Chemistry student investigates novel hydrogen peroxide detection method Meet Samantha Bell

Samantha Bell went to a science, technology, engineering and mathematics (STEM) high school, where she developed an early love for chemistry. Today, Bell is in her final year at Stockton University earning a bachelor of science degree in chemistry. She joined the Department of Homeland Security’s (DHS) Transportation Security Laboratory (TSL) program after being encouraged by a friend to apply. Bell is part of the Energetic Materials Research Laboratory (EMRL) team under the mentorship of Dr. Benjamin Wilkins, the EMRL lead.

Hydrogen peroxide is a common cleaner, and as a Department of Homeland Security (DHS) Transportation Security Laboratory (TSL) intern, Samantha Bell is looking for new ways to quantitate it in liquid mixtures. (Photo Credit: Amanda Werner, William J. Hughes Technical Center)

The core mission of TSL is to enhance homeland security by performing research, development and validation of solutions to detect and mitigate the threat of improvised explosive devices. TSL offers the homeland security community and transportation security partners the ability to advance detection technology from conception to deployment through applied research, test and evaluation, assessment and certification.

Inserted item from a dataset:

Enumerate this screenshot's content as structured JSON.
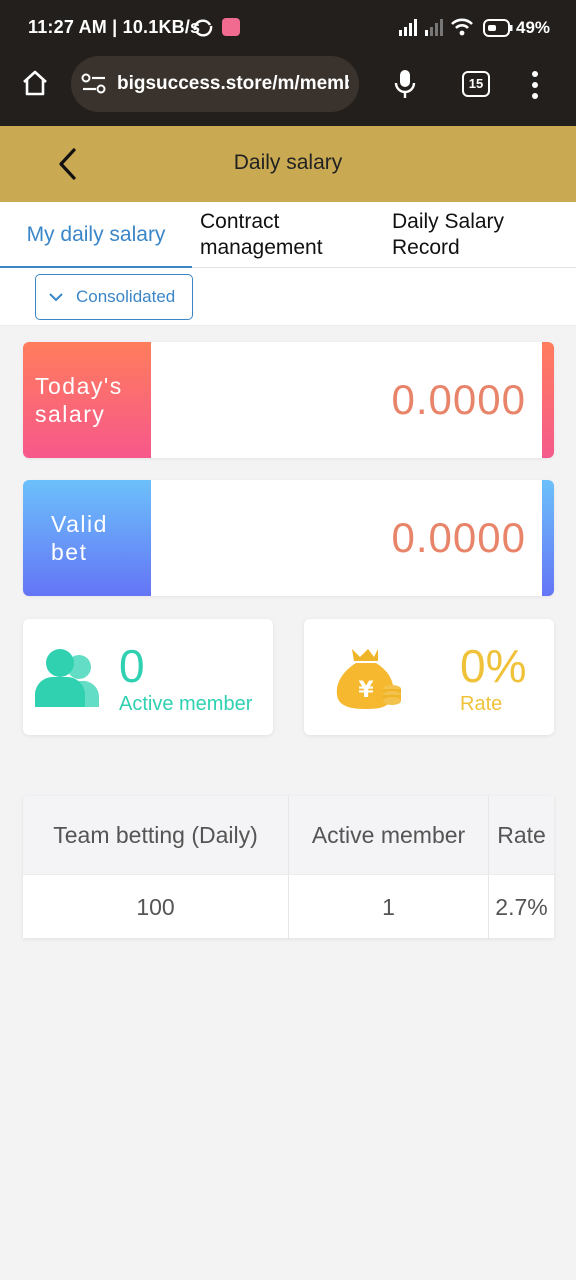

Bell’s research is taking a closer look at hydrogen peroxide, a common chemical used for cleaning in the home and in larger quantities for industrial usage. Specifically, she is studying novel ways to measure the concentration of hydrogen peroxide in various liquid mixtures. Based on preliminary data, nuclear magnetic resonance (NMR) has proven to be an effective way to determine the amount of hydrogen peroxide in a liquid, although there is still much more testing to do. Bell presented her research at an intern presentation session.

“The purpose of my research is to assist the EMRL in developing a method to quality control hydrogen peroxide using NMR,” explained Bell. “This research will pave the way to investigate quantitating material in real time.”

“A typical day is exciting,” said Bell, spending a few hours in the laboratory every day and afterwards analyzing data. Her favorite part is meeting new scientists and gaining valuable research experience. Additionally, she’s developed useful programming, computational chemistry and NMR skills. After her appointment ends, Bell plans to attend graduate school for her doctorate degree in analytical chemistry. She’s hoping her future research can focus on helping the environment.

Until then, Bell recommends the TSL program. “This program helped me prepare for graduate school and learn a lot about myself as a scientist. It taught me how to have independence, while learning from the best in the field. It’s my first taste of real-world experience as a chemist.”

The DHS TSL Program is funded by DHS and administered through the U.S. Department of Energy’s (DOE) Oak Ridge Institute for Science and Education (ORISE). ORISE is managed for DOE by Oak Ridge Associated Universities.